Dann aber kamen Corona und der Ruhestand, und die Plaschkes sahen plötzlich, wie schön sie es hatten, auf ihrem mehr als 1000 Quadratmeter großen Anwesen am Hang des Weinbaustädtchens Flein in der Nähe von Heilbronn. Sie wollten bleiben, ihr Vermögen aber war in dem Haus mit Marktwert von rund 1,4 Millionen Euro gebunden.

Zwei Jahre später haben die Söhne mithilfe einer großzügigen elterlichen Finanzspritze Eigentum in Mannheim und Dublin erworben. Das Haus in Flein gehört den Eltern immer noch – aber nur noch zu 51 Prozent. Die restlichen 49 Prozent hat Wolfgang Plaschke an Wertfaktor verkauft, einem Hamburger Anbieter für Immobilien-Teilverkauf.

Alexander Krolzik ist Rechtsexperte der Verbraucherzentrale Hamburg.
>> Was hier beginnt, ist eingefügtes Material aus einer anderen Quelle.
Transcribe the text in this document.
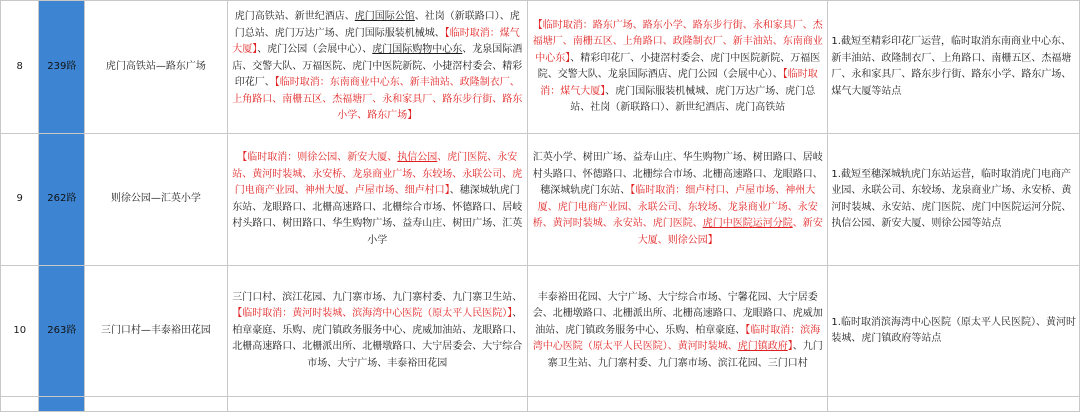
8	239路	虎门高铁站—路东广场	虎门高铁站、新世纪酒店、虎门国际公馆、社岗（新联路口）、虎门总站、虎门万达广场、虎门国际服装机械城、【临时取消：煤气大厦】、虎门公园（会展中心）、虎门国际购物中心东、龙泉国际酒店、交警大队、万福医院、虎门中医院新院、小捷滘村委会、精彩印花厂、【临时取消：东南商业中心东、新丰油站、政隆制衣厂、上角路口、南栅五区、杰福塘厂、永和家具厂、路东步行街、路东小学、路东广场】	【临时取消：路东广场、路东小学、路东步行街、永和家具厂、杰福塘厂、南栅五区、上角路口、政隆制衣厂、新丰油站、东南商业中心东】、精彩印花厂、小捷滘村委会、虎门中医院新院、万福医院、交警大队、龙泉国际酒店、虎门公园（会展中心）、【临时取消：煤气大厦】、虎门国际服装机械城、虎门万达广场、虎门总站、社岗（新联路口）、新世纪酒店、虎门高铁站	1.截短至精彩印花厂运营，临时取消东南商业中心东、新丰油站、政隆制衣厂、上角路口、南栅五区、杰福塘厂、永和家具厂、路东步行街、路东小学、路东广场、煤气大厦等站点
9	262路	则徐公园—汇英小学	【临时取消：则徐公园、新安大厦、执信公园、虎门医院、永安站、黄河时装城、永安桥、龙泉商业广场、东较场、永联公司、虎门电商产业园、神州大厦、卢屋市场、细卢村口】、穗深城轨虎门东站、龙眼路口、北栅高速路口、北栅综合市场、怀德路口、居岐村头路口、树田路口、华生购物广场、益寿山庄、树田广场、汇英小学	汇英小学、树田广场、益寿山庄、华生购物广场、树田路口、居岐村头路口、怀德路口、北栅综合市场、北栅高速路口、龙眼路口、穗深城轨虎门东站、【临时取消：细卢村口、卢屋市场、神州大厦、虎门电商产业园、永联公司、东较场、龙泉商业广场、永安桥、黄河时装城、永安站、虎门医院、虎门中医院运河分院、新安大厦、则徐公园】	1.截短至穗深城轨虎门东站运营，临时取消虎门电商产业园、永联公司、东较场、龙泉商业广场、永安桥、黄河时装城、永安站、虎门医院、虎门中医院运河分院、执信公园、新安大厦、则徐公园等站点
10	263路	三门口村—丰泰裕田花园	三门口村、滨江花园、九门寨市场、九门寨村委、九门寨卫生站、【临时取消：黄河时装城、滨海湾中心医院（原太平人民医院）】、柏章豪庭、乐购、虎门镇政务服务中心、虎威加油站、龙眼路口、北栅高速路口、北栅派出所、北栅墩路口、大宁居委会、大宁综合市场、大宁广场、丰泰裕田花园	丰泰裕田花园、大宁广场、大宁综合市场、宁馨花园、大宁居委会、北栅墩路口、北栅派出所、北栅高速路口、龙眼路口、虎威加油站、虎门镇政务服务中心、乐购、柏章豪庭、【临时取消：滨海湾中心医院（原太平人民医院）、黄河时装城、虎门镇政府】、九门寨卫生站、九门寨村委、九门寨市场、滨江花园、三门口村	1.临时取消滨海湾中心医院（原太平人民医院）、黄河时装城、虎门镇政府等站点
Teilverkäufe sieht er auch skeptisch.
Alexander Krolzik ist Rechtsexperte der Verbraucherzentrale Hamburg. Teilverkäufe sieht er auch skeptisch. | Bild: Karin Gerdes, dpa

Anbieter werben massiv für Teilverkäufe

Das Geschäftsmodell wirkt in den Werbeanzeigen sehr einfach: Hausbesitzer, die ihr Betongeld flüssig machen wollen, verkaufen bis zu 50 Prozent davon zum aktuellen Marktwert an Wertfaktor und bekommen dieses Geld ausgezahlt. Sie genießen ein lebenslanges Nießbrauchrecht – dürfen also bis zu ihrem Tod in der Immobilie wohnen bleiben. Weil diese ihnen aber nicht mehr komplett gehört, zahlen sie dafür ein monatliches Nutzungsentgelt von 2,9 Prozent auf den ausgezahlten Wunschbetrag, also eine Art Miete.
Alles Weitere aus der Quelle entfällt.